バウンス・ベイビー!
髪の毛をゆるめにまとめて帽子でとめ、エプロンを着て鏡で最後のチェックをする。それから各種包丁が入った木箱を持って、私も作業場へと出て行った。
新年から苦虫を噛み潰したような顔してるわよ、どうしたの、リーダー、と前園さんに聞かれたけれど、私は答えることなど出来ない。だからへらっと笑っておいた。
「千明ちゃん珍しい、今日はお化粧してるのね!」
「やっぱり初出だから気合入れたの?そういえば風邪は大丈夫?」
パートさん達が次々に聞いてくれる質問が、一々耳に突き刺さって痛い。私はほうほうの体でさっさと逃げ出した。

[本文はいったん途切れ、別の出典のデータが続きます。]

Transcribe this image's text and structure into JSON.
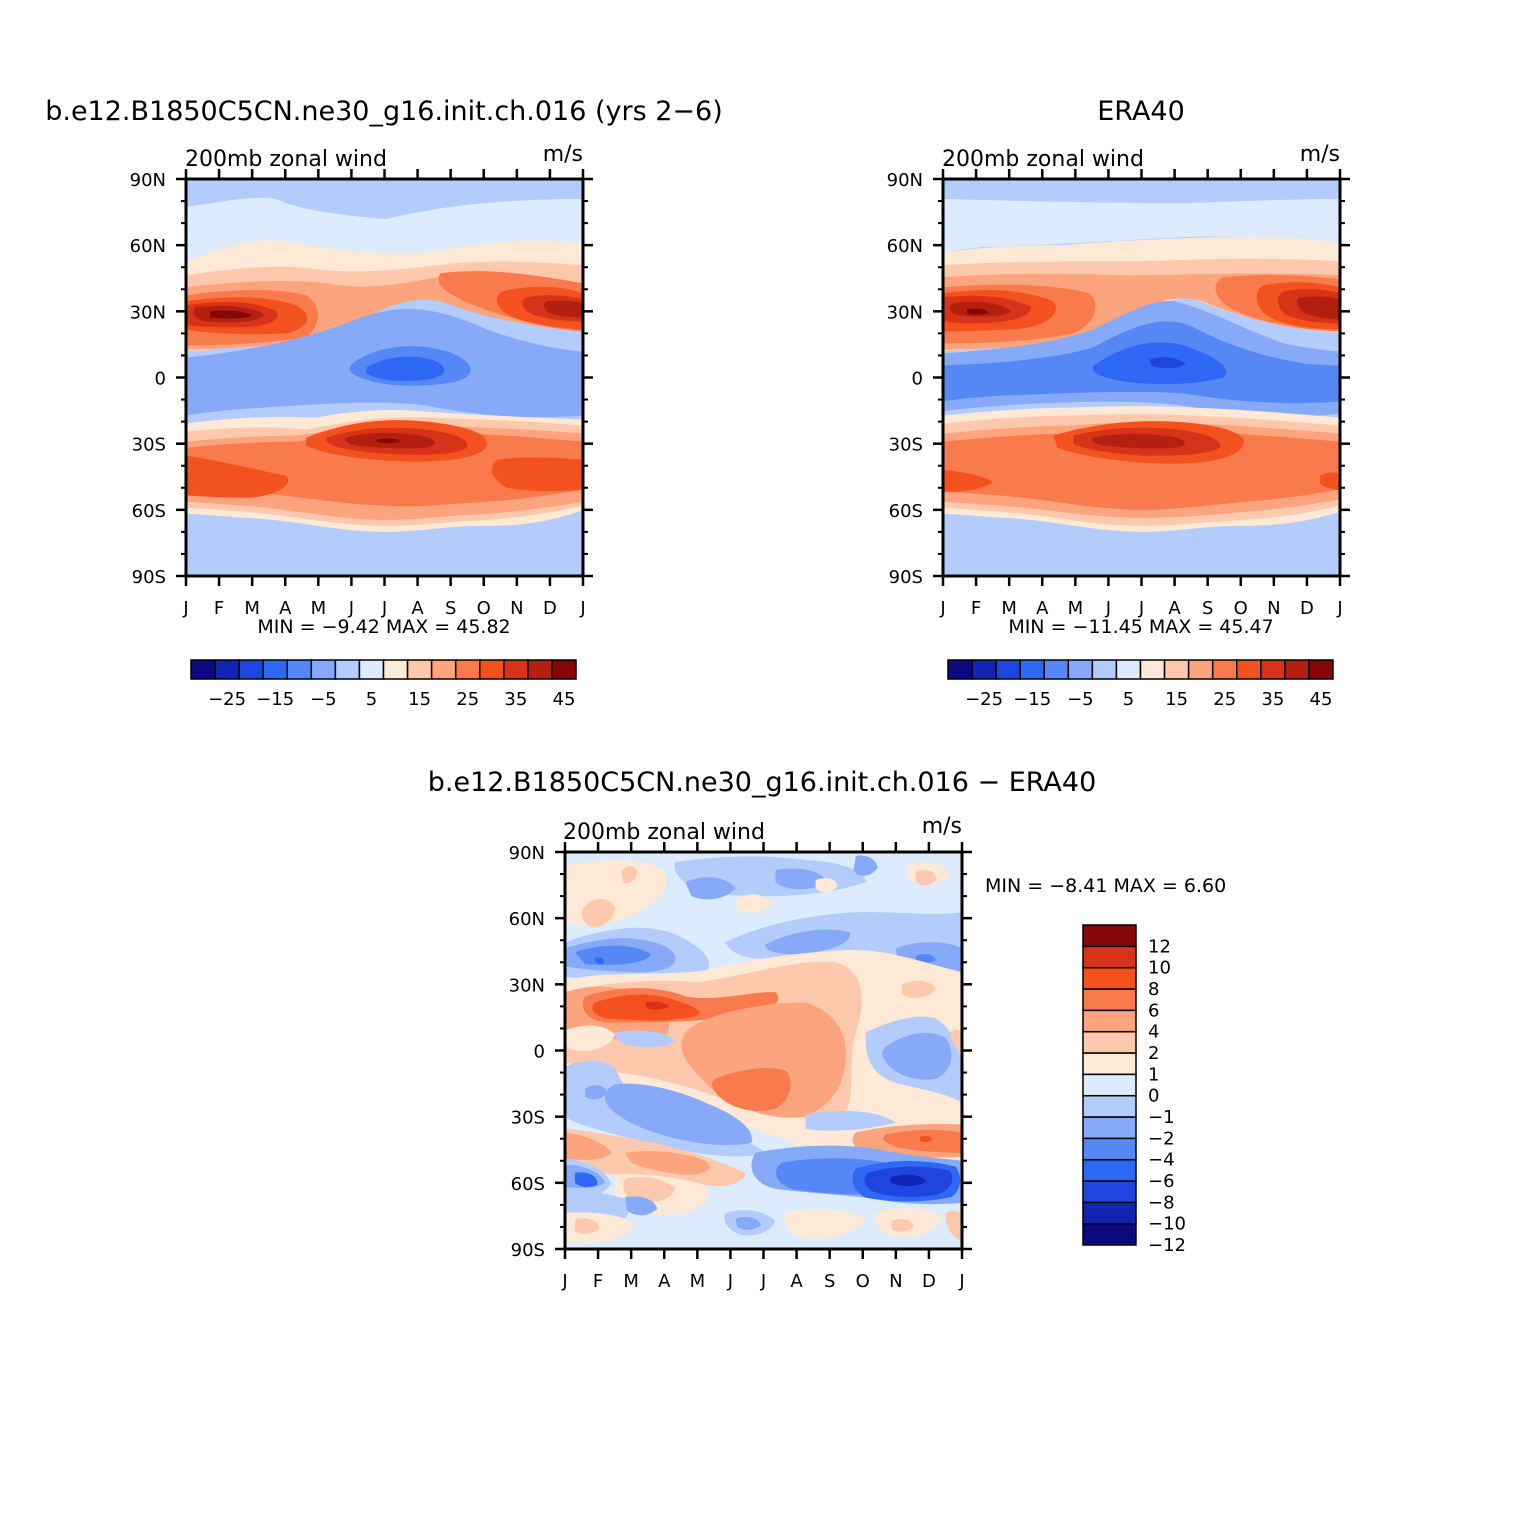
{
  "panels": [
    {
      "id": "model",
      "title": "b.e12.B1850C5CN.ne30_g16.init.ch.016 (yrs 2−6)",
      "left_label": "200mb  zonal  wind",
      "right_label": "m/s",
      "stats": "MIN =   −9.42  MAX =    45.82"
    },
    {
      "id": "obs",
      "title": "ERA40",
      "left_label": "200mb  zonal  wind",
      "right_label": "m/s",
      "stats": "MIN =  −11.45  MAX =    45.47"
    },
    {
      "id": "diff",
      "title": "b.e12.B1850C5CN.ne30_g16.init.ch.016 − ERA40",
      "left_label": "200mb  zonal  wind",
      "right_label": "m/s",
      "stats": "MIN =   −8.41  MAX =     6.60"
    }
  ],
  "y_ticks": [
    "90N",
    "60N",
    "30N",
    "0",
    "30S",
    "60S",
    "90S"
  ],
  "x_ticks": [
    "J",
    "F",
    "M",
    "A",
    "M",
    "J",
    "J",
    "A",
    "S",
    "O",
    "N",
    "D",
    "J"
  ],
  "colorbar_abs": {
    "colors": [
      "#0a0a7e",
      "#1124b4",
      "#1f45e0",
      "#2f68f5",
      "#5588f5",
      "#86aaf7",
      "#b3ccfb",
      "#dcebfe",
      "#fee8d6",
      "#fdc8ac",
      "#fca47e",
      "#f97b4d",
      "#f3521e",
      "#d8331a",
      "#b3200f",
      "#840808"
    ],
    "labels": [
      "−25",
      "−15",
      "−5",
      "5",
      "15",
      "25",
      "35",
      "45"
    ]
  },
  "colorbar_diff": {
    "colors": [
      "#0a0a7e",
      "#1124b4",
      "#1f45e0",
      "#2f68f5",
      "#5588f5",
      "#86aaf7",
      "#b3ccfb",
      "#dcebfe",
      "#fee8d6",
      "#fdc8ac",
      "#fca47e",
      "#f97b4d",
      "#f3521e",
      "#d8331a",
      "#840808"
    ],
    "labels": [
      "12",
      "10",
      "8",
      "6",
      "4",
      "2",
      "1",
      "0",
      "−1",
      "−2",
      "−4",
      "−6",
      "−8",
      "−10",
      "−12"
    ]
  },
  "chart_data": [
    {
      "type": "heatmap",
      "title": "b.e12.B1850C5CN.ne30_g16.init.ch.016 (yrs 2−6)",
      "variable": "200mb  zonal  wind",
      "units": "m/s",
      "x": [
        "J",
        "F",
        "M",
        "A",
        "M",
        "J",
        "J",
        "A",
        "S",
        "O",
        "N",
        "D",
        "J"
      ],
      "y": [
        "90N",
        "60N",
        "30N",
        "0",
        "30S",
        "60S",
        "90S"
      ],
      "levels": [
        -30,
        -25,
        -20,
        -15,
        -10,
        -5,
        0,
        5,
        10,
        15,
        20,
        25,
        30,
        35,
        40,
        45,
        50
      ],
      "values": [
        [
          -5,
          -4,
          -4,
          -4,
          -4,
          -4,
          -4,
          -4,
          -4,
          -4,
          -4,
          -4,
          -4
        ],
        [
          8,
          6,
          4,
          2,
          1,
          1,
          1,
          2,
          3,
          5,
          6,
          8,
          8
        ],
        [
          38,
          38,
          33,
          20,
          14,
          12,
          14,
          18,
          24,
          28,
          32,
          34,
          38
        ],
        [
          -3,
          -4,
          -6,
          -10,
          -15,
          -17,
          -16,
          -14,
          -10,
          -7,
          -5,
          -4,
          -3
        ],
        [
          23,
          26,
          32,
          40,
          44,
          45,
          45,
          42,
          38,
          32,
          30,
          26,
          23
        ],
        [
          28,
          28,
          26,
          22,
          20,
          19,
          20,
          22,
          26,
          30,
          30,
          29,
          28
        ],
        [
          -3,
          -3,
          -4,
          -5,
          -5,
          -5,
          -5,
          -5,
          -5,
          -4,
          -3,
          -3,
          -3
        ]
      ],
      "min": -9.42,
      "max": 45.82
    },
    {
      "type": "heatmap",
      "title": "ERA40",
      "variable": "200mb  zonal  wind",
      "units": "m/s",
      "x": [
        "J",
        "F",
        "M",
        "A",
        "M",
        "J",
        "J",
        "A",
        "S",
        "O",
        "N",
        "D",
        "J"
      ],
      "y": [
        "90N",
        "60N",
        "30N",
        "0",
        "30S",
        "60S",
        "90S"
      ],
      "levels": [
        -30,
        -25,
        -20,
        -15,
        -10,
        -5,
        0,
        5,
        10,
        15,
        20,
        25,
        30,
        35,
        40,
        45,
        50
      ],
      "values": [
        [
          -4,
          -4,
          -4,
          -4,
          -4,
          -4,
          -4,
          -4,
          -4,
          -4,
          -4,
          -4,
          -4
        ],
        [
          7,
          6,
          4,
          2,
          1,
          1,
          1,
          2,
          3,
          5,
          6,
          7,
          7
        ],
        [
          38,
          36,
          30,
          20,
          12,
          10,
          12,
          18,
          24,
          28,
          32,
          35,
          38
        ],
        [
          -5,
          -6,
          -8,
          -12,
          -16,
          -18,
          -18,
          -16,
          -12,
          -8,
          -6,
          -5,
          -5
        ],
        [
          22,
          25,
          32,
          40,
          44,
          45,
          45,
          42,
          38,
          32,
          30,
          26,
          22
        ],
        [
          30,
          28,
          26,
          24,
          22,
          20,
          20,
          22,
          26,
          30,
          30,
          30,
          30
        ],
        [
          -4,
          -4,
          -4,
          -5,
          -5,
          -5,
          -5,
          -5,
          -5,
          -4,
          -4,
          -4,
          -4
        ]
      ],
      "min": -11.45,
      "max": 45.47
    },
    {
      "type": "heatmap",
      "title": "b.e12.B1850C5CN.ne30_g16.init.ch.016 − ERA40",
      "variable": "200mb  zonal  wind",
      "units": "m/s",
      "x": [
        "J",
        "F",
        "M",
        "A",
        "M",
        "J",
        "J",
        "A",
        "S",
        "O",
        "N",
        "D",
        "J"
      ],
      "y": [
        "90N",
        "60N",
        "30N",
        "0",
        "30S",
        "60S",
        "90S"
      ],
      "levels": [
        -12,
        -10,
        -8,
        -6,
        -4,
        -2,
        -1,
        0,
        1,
        2,
        4,
        6,
        8,
        10,
        12
      ],
      "values": [
        [
          0,
          1,
          -1,
          0,
          -2,
          -1,
          0,
          -1,
          0,
          -2,
          1,
          0,
          0
        ],
        [
          -2,
          -3,
          -4,
          -2,
          -1,
          -2,
          1,
          0,
          -1,
          -1,
          -2,
          -1,
          -2
        ],
        [
          2,
          5,
          6,
          4,
          3,
          3,
          3,
          2,
          1,
          1,
          -1,
          1,
          1
        ],
        [
          1,
          0,
          -1,
          1,
          2,
          3,
          4,
          3,
          2,
          -1,
          -3,
          -2,
          0
        ],
        [
          -1,
          -3,
          -4,
          -3,
          -2,
          0,
          1,
          0,
          -1,
          1,
          2,
          4,
          5
        ],
        [
          -6,
          -3,
          -2,
          -1,
          0,
          1,
          0,
          -3,
          -5,
          -7,
          -8,
          -6,
          -3
        ],
        [
          1,
          0,
          -1,
          -2,
          0,
          -1,
          0,
          1,
          0,
          -1,
          1,
          0,
          1
        ]
      ],
      "min": -8.41,
      "max": 6.6
    }
  ]
}
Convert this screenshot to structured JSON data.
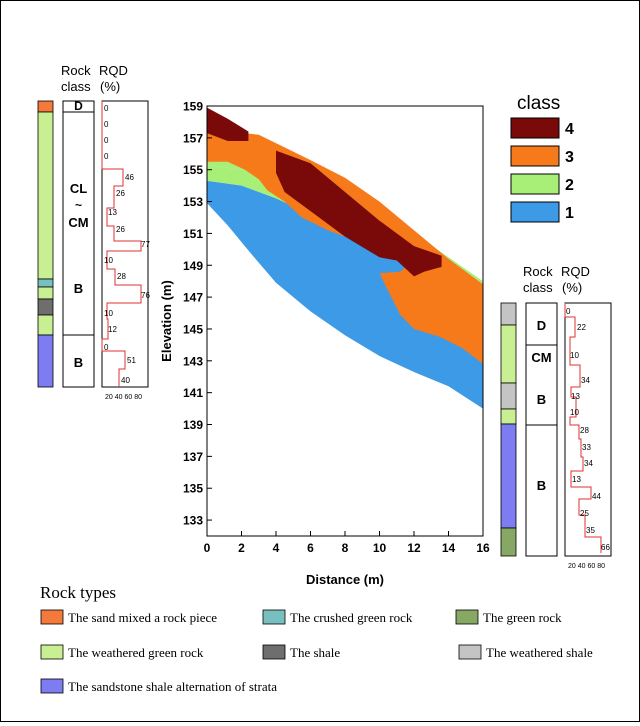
{
  "colors": {
    "class4": "#7a0a0a",
    "class3": "#f77a1a",
    "class2": "#a8ef78",
    "class1": "#3c9ae6",
    "sand_rock_piece": "#f47a3c",
    "crushed_green": "#78c0c0",
    "green_rock": "#86a864",
    "weathered_green": "#c8f092",
    "shale": "#6e6e6e",
    "weathered_shale": "#c4c4c4",
    "sandstone_shale": "#7d7cf0",
    "rqd_line": "#e03030"
  },
  "main_chart": {
    "xlabel": "Distance (m)",
    "ylabel": "Elevation (m)",
    "xticks": [
      "0",
      "2",
      "4",
      "6",
      "8",
      "10",
      "12",
      "14",
      "16"
    ],
    "yticks": [
      "159",
      "157",
      "155",
      "153",
      "151",
      "149",
      "147",
      "145",
      "143",
      "141",
      "139",
      "137",
      "135",
      "133"
    ],
    "xlim": [
      0,
      16
    ],
    "ylim": [
      132,
      159
    ],
    "legend_title": "class",
    "legend": [
      {
        "label": "4",
        "color": "#7a0a0a"
      },
      {
        "label": "3",
        "color": "#f77a1a"
      },
      {
        "label": "2",
        "color": "#a8ef78"
      },
      {
        "label": "1",
        "color": "#3c9ae6"
      }
    ],
    "zones": [
      {
        "class": "2",
        "points": [
          [
            0,
            156
          ],
          [
            1.2,
            157.4
          ],
          [
            3,
            156.6
          ],
          [
            5,
            155.6
          ],
          [
            8,
            154
          ],
          [
            10,
            152.5
          ],
          [
            12,
            151
          ],
          [
            14,
            149.5
          ],
          [
            16,
            148
          ],
          [
            16,
            147
          ],
          [
            14,
            148
          ],
          [
            12,
            149.5
          ],
          [
            10,
            150.8
          ],
          [
            8,
            152
          ],
          [
            6,
            153
          ],
          [
            4,
            154.2
          ],
          [
            2,
            155
          ],
          [
            0,
            155.3
          ]
        ]
      },
      {
        "class": "2",
        "points": [
          [
            0,
            155.3
          ],
          [
            2,
            155
          ],
          [
            4,
            154.3
          ],
          [
            6,
            153.5
          ],
          [
            8,
            152.3
          ],
          [
            10,
            151
          ],
          [
            10,
            150
          ],
          [
            8,
            151
          ],
          [
            6,
            152.2
          ],
          [
            4,
            153.2
          ],
          [
            2,
            154
          ],
          [
            0,
            154.3
          ]
        ]
      },
      {
        "class": "2",
        "points": [
          [
            0,
            154.3
          ],
          [
            1.2,
            153.6
          ],
          [
            2.5,
            152
          ],
          [
            4,
            150
          ],
          [
            6,
            148.7
          ],
          [
            8,
            147.4
          ],
          [
            8,
            146.6
          ],
          [
            6,
            147.9
          ],
          [
            4,
            149.3
          ],
          [
            2.5,
            151
          ],
          [
            1,
            152.3
          ],
          [
            0,
            152.9
          ]
        ]
      },
      {
        "class": "1",
        "points": [
          [
            0,
            154.3
          ],
          [
            2,
            154
          ],
          [
            4,
            153.2
          ],
          [
            6,
            152.2
          ],
          [
            8,
            151
          ],
          [
            10,
            150
          ],
          [
            12,
            149
          ],
          [
            14,
            148
          ],
          [
            16,
            147
          ],
          [
            16,
            140
          ],
          [
            14,
            141.4
          ],
          [
            12,
            142.3
          ],
          [
            10,
            143.3
          ],
          [
            8,
            144.6
          ],
          [
            6,
            146.1
          ],
          [
            4,
            147.9
          ],
          [
            2.5,
            149.8
          ],
          [
            1.2,
            151.5
          ],
          [
            0,
            152.9
          ]
        ]
      },
      {
        "class": "3",
        "points": [
          [
            0,
            157.3
          ],
          [
            1.2,
            157.4
          ],
          [
            3,
            157.2
          ],
          [
            4.5,
            156.4
          ],
          [
            6,
            155.6
          ],
          [
            8,
            154.5
          ],
          [
            10,
            153
          ],
          [
            12,
            151.2
          ],
          [
            14,
            149.4
          ],
          [
            16,
            147.8
          ],
          [
            16,
            142.8
          ],
          [
            14.8,
            143.8
          ],
          [
            13.5,
            144.5
          ],
          [
            12,
            145
          ],
          [
            11.2,
            145.9
          ],
          [
            10.5,
            147.4
          ],
          [
            10,
            148.5
          ],
          [
            11.2,
            148.6
          ],
          [
            12,
            149.3
          ],
          [
            10.3,
            150.3
          ],
          [
            8.5,
            150.6
          ],
          [
            7,
            151.2
          ],
          [
            5.5,
            152
          ],
          [
            4.5,
            153
          ],
          [
            3.5,
            153.7
          ],
          [
            3,
            154.4
          ],
          [
            2.2,
            155
          ],
          [
            1.2,
            155.5
          ],
          [
            0,
            155.5
          ]
        ]
      },
      {
        "class": "4",
        "points": [
          [
            0,
            158.9
          ],
          [
            1.2,
            158.2
          ],
          [
            2.4,
            157.4
          ],
          [
            2.4,
            156.8
          ],
          [
            1.2,
            156.8
          ],
          [
            0,
            157.3
          ]
        ]
      },
      {
        "class": "4",
        "points": [
          [
            4,
            156.2
          ],
          [
            6,
            155.4
          ],
          [
            8,
            153.6
          ],
          [
            10,
            151.8
          ],
          [
            12,
            150.2
          ],
          [
            13.6,
            149.6
          ],
          [
            13.6,
            148.9
          ],
          [
            12.6,
            148.6
          ],
          [
            12,
            148.3
          ],
          [
            11,
            149.3
          ],
          [
            10,
            149.5
          ],
          [
            8,
            150.8
          ],
          [
            6,
            152.4
          ],
          [
            4.5,
            153.6
          ],
          [
            4,
            154.8
          ]
        ]
      }
    ]
  },
  "left_log": {
    "rock_header": "Rock",
    "rock_header2": "class",
    "rqd_header": "RQD",
    "rqd_unit": "(%)",
    "classes": [
      {
        "label": "D"
      },
      {
        "label": "CL\n~\nCM"
      },
      {
        "label": "B"
      },
      {
        "label": "B"
      }
    ],
    "rqd_values": [
      "0",
      "0",
      "0",
      "0",
      "46",
      "26",
      "13",
      "26",
      "77",
      "10",
      "28",
      "76",
      "10",
      "12",
      "0",
      "51",
      "40"
    ],
    "rqd_axis": "20 40 60 80"
  },
  "right_log": {
    "rock_header": "Rock",
    "rock_header2": "class",
    "rqd_header": "RQD",
    "rqd_unit": "(%)",
    "classes": [
      {
        "label": "D"
      },
      {
        "label": "CM"
      },
      {
        "label": "B"
      },
      {
        "label": "B"
      }
    ],
    "rqd_values": [
      "0",
      "22",
      "10",
      "34",
      "13",
      "10",
      "28",
      "33",
      "34",
      "13",
      "44",
      "25",
      "35",
      "66"
    ],
    "rqd_axis": "20 40 60 80"
  },
  "rock_types": {
    "title": "Rock types",
    "items": [
      {
        "label": "The sand mixed a rock piece",
        "color": "#f47a3c"
      },
      {
        "label": "The crushed green rock",
        "color": "#78c0c0"
      },
      {
        "label": "The green rock",
        "color": "#86a864"
      },
      {
        "label": "The weathered green rock",
        "color": "#c8f092"
      },
      {
        "label": "The shale",
        "color": "#6e6e6e"
      },
      {
        "label": "The weathered shale",
        "color": "#c4c4c4"
      },
      {
        "label": "The sandstone shale alternation of strata",
        "color": "#7d7cf0"
      }
    ]
  }
}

平野が出勤してきたとき、高峰リーダーの視線はかなりきつかったけれど、上手に普通に接していた。私はそれを見て、さすが大人だなあ~と安心する。これがオンとオフの切り替えってことなのかな。それに平野も私に特に親しげな態度は見せなかったのだ。会った視線は柔らかかったけれど、それ以外は見事に今まで通りの平野で、無言で、黙々と作業をしていた。だからリーダー以外のメンバーには、誰にも気づかれなかったと思う。平野と私がカップルになったってことを。
あまりにもヤツが普通なので、私でさえもあれは夢だったのではないか、と思ったほどだ。
・・・ああ、やれやれ。
気詰まりで死ぬかと思ったけれど、これだったら大丈夫。そう思って私の緊張が取れたのは、もう昼も近くなってからだった。